Introduction  EnglishFrançaisDeutsch
Lemare is certainly the most enigmatic, and possibly the greatest, of the organ virtuosi of the earlier part of this century. Whereas his contemporaries were part of the establishment, with church and academic appointments, circumstances conspired to force Lemare onto the treadmill of the travelling virtuoso. Just before Christmas 1900 he embarked on the liner Teutonic for New York and his first recital in the USA was on New Year’s Day 1901 when he played the 1893 Hutchings organ in St Bartholomew’s (which preceded the 1918 Skinner instrument). The critics were ecstatic about his playing, placing his improvisation above Guilmant’s, comparing his status as an organist with that of Paderewski among pianists, and remarking about his performance of music from Humperdinck’s Hansel and Gretel that ‘one could shut one’s eyes and hear an orchestra performing.’
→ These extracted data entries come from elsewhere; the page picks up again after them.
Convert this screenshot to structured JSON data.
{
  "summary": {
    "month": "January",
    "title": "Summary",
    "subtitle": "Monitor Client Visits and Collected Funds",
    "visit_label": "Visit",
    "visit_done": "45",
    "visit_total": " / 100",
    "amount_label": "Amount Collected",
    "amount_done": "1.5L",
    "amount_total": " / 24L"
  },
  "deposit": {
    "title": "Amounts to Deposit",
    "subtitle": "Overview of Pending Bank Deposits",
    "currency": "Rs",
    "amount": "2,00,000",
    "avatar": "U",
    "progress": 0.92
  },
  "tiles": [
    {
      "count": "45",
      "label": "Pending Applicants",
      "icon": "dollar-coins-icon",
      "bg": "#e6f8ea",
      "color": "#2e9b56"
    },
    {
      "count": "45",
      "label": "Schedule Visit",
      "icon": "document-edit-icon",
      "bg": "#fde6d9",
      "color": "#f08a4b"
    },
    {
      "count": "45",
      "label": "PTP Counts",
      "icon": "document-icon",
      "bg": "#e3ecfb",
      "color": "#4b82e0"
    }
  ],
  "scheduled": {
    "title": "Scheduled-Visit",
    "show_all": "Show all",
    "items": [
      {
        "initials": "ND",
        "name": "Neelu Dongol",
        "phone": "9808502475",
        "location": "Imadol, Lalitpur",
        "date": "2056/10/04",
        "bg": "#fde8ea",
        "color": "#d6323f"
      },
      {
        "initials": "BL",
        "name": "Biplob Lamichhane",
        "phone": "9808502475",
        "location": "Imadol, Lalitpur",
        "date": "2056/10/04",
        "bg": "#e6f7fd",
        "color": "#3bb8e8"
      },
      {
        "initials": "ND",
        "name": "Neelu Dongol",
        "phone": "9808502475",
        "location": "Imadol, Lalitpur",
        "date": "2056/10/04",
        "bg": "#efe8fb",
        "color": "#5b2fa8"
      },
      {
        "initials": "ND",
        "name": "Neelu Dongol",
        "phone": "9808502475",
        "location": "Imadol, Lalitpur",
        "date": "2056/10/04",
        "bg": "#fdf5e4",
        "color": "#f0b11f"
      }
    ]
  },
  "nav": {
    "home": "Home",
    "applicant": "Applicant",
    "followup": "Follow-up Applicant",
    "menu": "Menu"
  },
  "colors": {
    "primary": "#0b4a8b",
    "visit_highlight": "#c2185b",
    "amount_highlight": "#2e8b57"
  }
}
At the centre of his technique was the desire to give the organ the flexibility and subtlety of the orchestra. He absorbed all he could of orchestral playing and orchestral music, and made some spectacular arrangements of popular orchestral pieces. The Toccata di Concerto is an original organ piece whose manual parts have a superficial resemblance to the French toccata style. But beneath, on the pedals, strides an epic theme worthy of a place in a great Romantic opera or tone poem, music crying out for a Richard Strauss orchestra. At the centre of the piece the heroics subside after a pedal passage marked ‘furioso’ and there is a soft-focus romantic interlude, rich in ascending chromaticism, before the volcanic energy of the original theme erupts again, even more vigorously than before.

This is the piece which the organist and journalist Harvey Grace (1874–1944) found ‘a terribly difficult affair’ because of the virtuosity required, although he did concede that there is ‘more good stuff in it than such works are wont to have.’